The engineer who supervised the just completed $1.5 million repairs at Wolf Trap's Filene Center, where a nine-foot crack was discovered in a steel support beam four months ago, said yesterday he could not guarantee that another mishap will not occur in very cold weather.
However, he said it was highly unlikely that the center would face a similar problem during the performing arts center's summer season, scheduled to begin June 11.
"It's very, very unlikely that there is any possibility of . . . a fracture during the summer season," said the engineer, O. Charles Guedelhoefer, during a press conference yesterday. "But until the metallurgical tests come back, I can't say definitively that it won't happen again at negative 6 or negative 7 degrees below zero."
The dramatic, two-inch-wide crack was discovered Jan. 24, days after a severe cold snap paralyzed the metropolitan area. After tests were performed at Lehigh University in Bethlehem, Pa., in February, engineers concluded that the crack was caused by a combination of factors, including cold temperatures, wind, a welding flaw and poor metallurgy.
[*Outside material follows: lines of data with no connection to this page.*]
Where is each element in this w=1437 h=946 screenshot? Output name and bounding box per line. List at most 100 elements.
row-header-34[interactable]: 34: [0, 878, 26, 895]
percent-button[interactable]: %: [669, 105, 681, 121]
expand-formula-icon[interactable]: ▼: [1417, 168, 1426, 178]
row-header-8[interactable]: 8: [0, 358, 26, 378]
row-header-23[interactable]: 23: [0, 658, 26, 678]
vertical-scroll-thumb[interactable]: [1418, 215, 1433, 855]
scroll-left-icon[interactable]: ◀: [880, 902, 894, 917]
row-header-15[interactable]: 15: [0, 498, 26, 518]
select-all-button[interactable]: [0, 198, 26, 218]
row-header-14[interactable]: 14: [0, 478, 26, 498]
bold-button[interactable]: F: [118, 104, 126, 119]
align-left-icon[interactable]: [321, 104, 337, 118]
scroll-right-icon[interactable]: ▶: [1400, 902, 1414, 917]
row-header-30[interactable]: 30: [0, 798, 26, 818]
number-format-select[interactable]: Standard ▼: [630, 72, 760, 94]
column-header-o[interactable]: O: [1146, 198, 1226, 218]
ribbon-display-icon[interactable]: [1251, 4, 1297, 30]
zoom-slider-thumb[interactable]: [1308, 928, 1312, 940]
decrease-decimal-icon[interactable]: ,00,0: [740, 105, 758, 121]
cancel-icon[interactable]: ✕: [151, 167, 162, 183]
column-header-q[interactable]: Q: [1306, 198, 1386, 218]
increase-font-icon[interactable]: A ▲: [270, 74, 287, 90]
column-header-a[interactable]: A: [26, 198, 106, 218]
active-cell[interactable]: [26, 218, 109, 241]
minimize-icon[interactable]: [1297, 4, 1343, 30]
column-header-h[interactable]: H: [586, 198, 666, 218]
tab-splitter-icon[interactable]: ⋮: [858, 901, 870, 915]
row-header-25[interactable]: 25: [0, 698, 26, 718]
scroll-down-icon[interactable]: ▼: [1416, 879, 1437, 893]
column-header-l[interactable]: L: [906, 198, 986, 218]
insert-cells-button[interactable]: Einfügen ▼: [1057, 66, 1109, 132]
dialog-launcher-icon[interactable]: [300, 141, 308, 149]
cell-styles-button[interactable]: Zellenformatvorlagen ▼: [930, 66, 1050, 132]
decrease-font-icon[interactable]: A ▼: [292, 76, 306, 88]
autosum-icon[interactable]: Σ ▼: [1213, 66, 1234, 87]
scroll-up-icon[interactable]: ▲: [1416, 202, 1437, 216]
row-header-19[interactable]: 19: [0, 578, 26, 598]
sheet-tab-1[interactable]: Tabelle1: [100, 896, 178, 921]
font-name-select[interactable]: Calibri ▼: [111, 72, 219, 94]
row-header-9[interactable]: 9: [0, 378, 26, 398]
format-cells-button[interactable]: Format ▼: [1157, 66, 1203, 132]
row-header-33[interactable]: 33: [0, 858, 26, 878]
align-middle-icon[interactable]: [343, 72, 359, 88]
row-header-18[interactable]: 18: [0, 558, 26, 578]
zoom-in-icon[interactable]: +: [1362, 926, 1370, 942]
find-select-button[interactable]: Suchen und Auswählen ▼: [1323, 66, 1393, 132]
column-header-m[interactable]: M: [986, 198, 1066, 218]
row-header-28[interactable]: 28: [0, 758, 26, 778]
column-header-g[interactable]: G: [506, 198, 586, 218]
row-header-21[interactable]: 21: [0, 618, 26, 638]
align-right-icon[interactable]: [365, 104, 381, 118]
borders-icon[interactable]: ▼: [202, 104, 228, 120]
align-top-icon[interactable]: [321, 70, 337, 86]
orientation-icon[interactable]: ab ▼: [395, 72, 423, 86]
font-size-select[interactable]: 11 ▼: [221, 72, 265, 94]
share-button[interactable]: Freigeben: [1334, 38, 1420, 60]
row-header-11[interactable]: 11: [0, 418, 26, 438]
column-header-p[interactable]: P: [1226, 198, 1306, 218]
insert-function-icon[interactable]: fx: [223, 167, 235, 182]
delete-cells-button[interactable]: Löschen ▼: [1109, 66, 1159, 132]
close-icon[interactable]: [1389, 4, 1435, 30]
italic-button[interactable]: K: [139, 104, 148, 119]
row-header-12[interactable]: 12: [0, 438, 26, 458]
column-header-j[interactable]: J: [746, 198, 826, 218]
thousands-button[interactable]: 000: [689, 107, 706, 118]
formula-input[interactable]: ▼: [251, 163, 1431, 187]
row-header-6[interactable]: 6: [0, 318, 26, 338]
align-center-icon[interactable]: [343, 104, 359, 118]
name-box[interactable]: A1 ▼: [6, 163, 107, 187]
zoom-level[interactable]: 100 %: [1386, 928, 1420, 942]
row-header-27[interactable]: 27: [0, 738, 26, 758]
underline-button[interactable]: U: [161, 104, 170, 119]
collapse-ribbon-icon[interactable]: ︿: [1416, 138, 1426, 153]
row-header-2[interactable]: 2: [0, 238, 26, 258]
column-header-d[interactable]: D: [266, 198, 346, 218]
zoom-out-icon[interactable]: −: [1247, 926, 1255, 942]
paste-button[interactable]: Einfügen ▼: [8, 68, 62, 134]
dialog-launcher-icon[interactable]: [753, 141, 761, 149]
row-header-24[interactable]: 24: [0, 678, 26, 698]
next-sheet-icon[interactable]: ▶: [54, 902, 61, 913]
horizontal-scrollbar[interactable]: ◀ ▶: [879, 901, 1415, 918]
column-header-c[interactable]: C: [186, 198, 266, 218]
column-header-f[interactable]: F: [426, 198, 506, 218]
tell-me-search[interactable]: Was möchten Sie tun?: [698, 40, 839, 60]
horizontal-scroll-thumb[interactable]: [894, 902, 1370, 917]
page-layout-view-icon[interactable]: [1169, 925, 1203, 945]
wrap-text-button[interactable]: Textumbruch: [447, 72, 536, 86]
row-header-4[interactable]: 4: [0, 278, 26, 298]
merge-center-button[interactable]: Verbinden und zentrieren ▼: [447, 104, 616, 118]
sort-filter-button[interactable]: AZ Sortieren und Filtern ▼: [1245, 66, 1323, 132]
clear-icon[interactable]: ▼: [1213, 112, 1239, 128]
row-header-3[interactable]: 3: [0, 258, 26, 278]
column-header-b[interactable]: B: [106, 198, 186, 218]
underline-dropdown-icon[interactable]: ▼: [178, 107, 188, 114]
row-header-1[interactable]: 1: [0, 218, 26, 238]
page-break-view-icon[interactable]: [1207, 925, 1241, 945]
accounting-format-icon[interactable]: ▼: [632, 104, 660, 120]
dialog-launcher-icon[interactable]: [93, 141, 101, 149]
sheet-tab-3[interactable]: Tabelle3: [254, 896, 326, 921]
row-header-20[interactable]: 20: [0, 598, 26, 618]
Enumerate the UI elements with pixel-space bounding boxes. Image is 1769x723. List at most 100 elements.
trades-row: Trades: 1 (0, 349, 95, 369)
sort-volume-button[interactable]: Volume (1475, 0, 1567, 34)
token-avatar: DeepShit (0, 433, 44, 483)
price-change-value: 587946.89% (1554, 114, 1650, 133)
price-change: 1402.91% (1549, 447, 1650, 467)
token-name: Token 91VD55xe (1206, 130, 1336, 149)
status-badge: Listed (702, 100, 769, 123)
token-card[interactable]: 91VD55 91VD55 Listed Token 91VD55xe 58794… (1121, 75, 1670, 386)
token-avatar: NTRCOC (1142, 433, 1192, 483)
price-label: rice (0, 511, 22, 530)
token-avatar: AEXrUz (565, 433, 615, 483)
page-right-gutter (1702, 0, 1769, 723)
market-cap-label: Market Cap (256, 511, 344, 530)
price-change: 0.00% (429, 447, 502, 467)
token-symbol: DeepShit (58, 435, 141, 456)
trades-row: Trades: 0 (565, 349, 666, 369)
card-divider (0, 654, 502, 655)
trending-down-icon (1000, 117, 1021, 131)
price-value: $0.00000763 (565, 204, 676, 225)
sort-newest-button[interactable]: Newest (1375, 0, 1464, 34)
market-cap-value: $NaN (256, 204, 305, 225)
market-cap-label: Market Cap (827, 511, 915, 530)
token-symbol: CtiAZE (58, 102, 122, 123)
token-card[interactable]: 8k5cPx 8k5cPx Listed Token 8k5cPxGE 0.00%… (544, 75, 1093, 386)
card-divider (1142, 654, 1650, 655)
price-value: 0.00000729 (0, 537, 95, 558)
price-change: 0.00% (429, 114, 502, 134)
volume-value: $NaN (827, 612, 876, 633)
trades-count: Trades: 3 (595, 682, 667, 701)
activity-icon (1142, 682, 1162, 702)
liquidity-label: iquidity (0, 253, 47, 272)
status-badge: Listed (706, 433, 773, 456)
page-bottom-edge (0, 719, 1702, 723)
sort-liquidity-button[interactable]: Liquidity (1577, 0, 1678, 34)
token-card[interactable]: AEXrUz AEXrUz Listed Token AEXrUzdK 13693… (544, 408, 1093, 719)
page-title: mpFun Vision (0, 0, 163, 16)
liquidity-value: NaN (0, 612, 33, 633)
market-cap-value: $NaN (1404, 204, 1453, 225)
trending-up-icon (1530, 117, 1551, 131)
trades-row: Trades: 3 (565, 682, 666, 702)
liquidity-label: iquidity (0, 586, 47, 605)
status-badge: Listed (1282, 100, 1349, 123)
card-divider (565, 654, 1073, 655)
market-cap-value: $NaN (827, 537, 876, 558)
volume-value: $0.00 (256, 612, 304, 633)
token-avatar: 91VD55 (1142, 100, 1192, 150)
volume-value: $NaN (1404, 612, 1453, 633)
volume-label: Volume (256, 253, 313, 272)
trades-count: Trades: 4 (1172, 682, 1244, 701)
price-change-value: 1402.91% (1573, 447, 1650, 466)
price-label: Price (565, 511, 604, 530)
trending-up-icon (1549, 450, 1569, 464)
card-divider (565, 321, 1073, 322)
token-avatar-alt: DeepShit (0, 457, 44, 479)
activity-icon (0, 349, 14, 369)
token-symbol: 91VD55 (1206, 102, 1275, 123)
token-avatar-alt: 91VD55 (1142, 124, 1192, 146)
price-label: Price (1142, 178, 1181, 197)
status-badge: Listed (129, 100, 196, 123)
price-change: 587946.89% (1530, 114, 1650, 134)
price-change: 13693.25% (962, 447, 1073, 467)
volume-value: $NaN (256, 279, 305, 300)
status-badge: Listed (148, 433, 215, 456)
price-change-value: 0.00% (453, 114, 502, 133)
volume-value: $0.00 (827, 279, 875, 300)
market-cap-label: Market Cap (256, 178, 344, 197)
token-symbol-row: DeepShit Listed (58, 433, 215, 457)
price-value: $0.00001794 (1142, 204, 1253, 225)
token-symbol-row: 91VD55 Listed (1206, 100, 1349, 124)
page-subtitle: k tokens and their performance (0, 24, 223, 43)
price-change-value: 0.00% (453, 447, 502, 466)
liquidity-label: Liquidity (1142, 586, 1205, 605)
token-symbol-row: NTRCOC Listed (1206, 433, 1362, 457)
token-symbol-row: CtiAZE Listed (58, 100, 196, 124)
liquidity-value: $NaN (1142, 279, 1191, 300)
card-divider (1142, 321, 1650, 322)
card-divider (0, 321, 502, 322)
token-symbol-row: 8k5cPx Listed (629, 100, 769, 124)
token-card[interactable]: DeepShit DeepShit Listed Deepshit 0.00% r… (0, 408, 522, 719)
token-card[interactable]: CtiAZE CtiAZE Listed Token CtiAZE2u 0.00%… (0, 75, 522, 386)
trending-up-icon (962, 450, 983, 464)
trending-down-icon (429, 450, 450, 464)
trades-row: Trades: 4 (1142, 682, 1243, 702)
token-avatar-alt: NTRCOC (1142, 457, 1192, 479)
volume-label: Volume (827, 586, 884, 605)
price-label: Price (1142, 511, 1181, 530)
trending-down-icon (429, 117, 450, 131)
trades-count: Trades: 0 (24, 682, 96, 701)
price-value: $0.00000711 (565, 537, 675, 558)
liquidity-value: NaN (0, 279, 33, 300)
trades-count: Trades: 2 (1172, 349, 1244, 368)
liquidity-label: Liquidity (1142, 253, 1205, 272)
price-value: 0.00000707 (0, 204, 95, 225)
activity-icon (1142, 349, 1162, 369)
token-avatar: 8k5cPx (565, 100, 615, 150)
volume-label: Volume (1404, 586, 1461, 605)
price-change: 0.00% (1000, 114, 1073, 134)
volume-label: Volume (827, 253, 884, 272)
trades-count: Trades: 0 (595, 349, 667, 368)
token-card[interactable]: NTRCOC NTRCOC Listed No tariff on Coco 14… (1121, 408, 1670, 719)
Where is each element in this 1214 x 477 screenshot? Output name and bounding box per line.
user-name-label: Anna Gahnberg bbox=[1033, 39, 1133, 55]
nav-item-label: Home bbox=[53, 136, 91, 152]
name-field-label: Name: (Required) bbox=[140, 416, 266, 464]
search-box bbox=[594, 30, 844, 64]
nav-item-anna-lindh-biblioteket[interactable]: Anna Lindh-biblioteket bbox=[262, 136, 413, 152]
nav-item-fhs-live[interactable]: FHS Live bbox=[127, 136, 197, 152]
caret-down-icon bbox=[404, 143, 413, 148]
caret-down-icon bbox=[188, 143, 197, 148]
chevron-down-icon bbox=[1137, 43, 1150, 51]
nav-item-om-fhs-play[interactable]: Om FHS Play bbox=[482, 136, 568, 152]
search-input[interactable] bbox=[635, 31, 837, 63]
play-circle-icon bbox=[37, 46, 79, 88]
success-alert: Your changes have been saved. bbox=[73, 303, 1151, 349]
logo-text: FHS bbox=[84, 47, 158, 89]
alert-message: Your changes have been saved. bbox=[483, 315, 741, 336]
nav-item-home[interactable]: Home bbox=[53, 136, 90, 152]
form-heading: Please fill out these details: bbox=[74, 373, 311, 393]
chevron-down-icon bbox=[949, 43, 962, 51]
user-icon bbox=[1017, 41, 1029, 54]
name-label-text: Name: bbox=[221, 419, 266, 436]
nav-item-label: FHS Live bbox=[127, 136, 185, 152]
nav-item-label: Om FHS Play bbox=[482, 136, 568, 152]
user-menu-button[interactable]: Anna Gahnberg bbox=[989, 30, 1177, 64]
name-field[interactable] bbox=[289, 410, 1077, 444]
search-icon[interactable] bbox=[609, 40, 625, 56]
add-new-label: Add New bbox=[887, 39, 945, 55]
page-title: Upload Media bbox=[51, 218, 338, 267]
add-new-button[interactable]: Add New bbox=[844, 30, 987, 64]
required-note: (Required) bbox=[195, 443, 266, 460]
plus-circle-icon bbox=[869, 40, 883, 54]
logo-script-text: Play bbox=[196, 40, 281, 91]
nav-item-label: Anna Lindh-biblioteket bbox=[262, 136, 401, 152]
The fissure caused the Filene Center's roof to sag visibly, and in April engineers used a hydraulic jack to boost it nearly 10 inches to its original height. Scaffolding helped buttress the roof until last month.
Yesterday, workers were readying the stage set and cleaning up the building in preparation for the season opener, which features Beverly Sills and the New York City Opera. Signs posted around the building warned: "Hard Hat Area."
The Filene Center is the centerpiece of this country's first national park for the performing arts. Officials for the Wolf Trap Foundation, which handles programming at the center, said ticket sales for the summer's 11-week season are well ahead of those in past years.
In addition to repairing and reinforcing the 130-foot-long beam where the crack was found, workers have tested, inspected and upgraded welds throughout the $18 million structure.
Guedelhoefer, a principal with the Chicago-based structural engineering firm of Raths, Raths and Johnson that was hired by the Wolf Trap Foundation to supervise repair work, said $200,000 of the $1.5 million repair bill was spent on inspections and quality control.
Guedelhoefer called the repairs "very complex" and "very successful," and said the work "greatly minimized the chance of recurrence." He said about a dozen subcontractors worked on the repairs.
Guedelhoefer said he is awaiting results on more than 100 test samples that will determine the beam and weld metallurgy -- essentially the recipe by which steel is made.
The initial repair bill will be paid in large part by the Kemper Life Insurance Co., which represents the Wolf Trap Foundation, and by some of the subcontractors who rebuilt the Filene Center after it was destroyed in a 1982 fire, Guedelhoefer said.
Guedelhoefer would not say how the costs would be divided, but he said lawsuits are likely among the various contractors and insurance firms to sort out liability.
The companies involved in the rebuilding of the center include Dewberry & Davis, the Northern Virginia architectural and engineering firm that designed the Filene Center and specified the materials used in the welding and beam; Globe Iron Construction, a Norfolk concern that fabricated the beam; Materials Testing Laboratories, also of Norfolk, which tested the welds; Bethlehem Steel of Bethlehem, Pa., the steel supplier, and G & C Construction of Vienna, the chief contractor.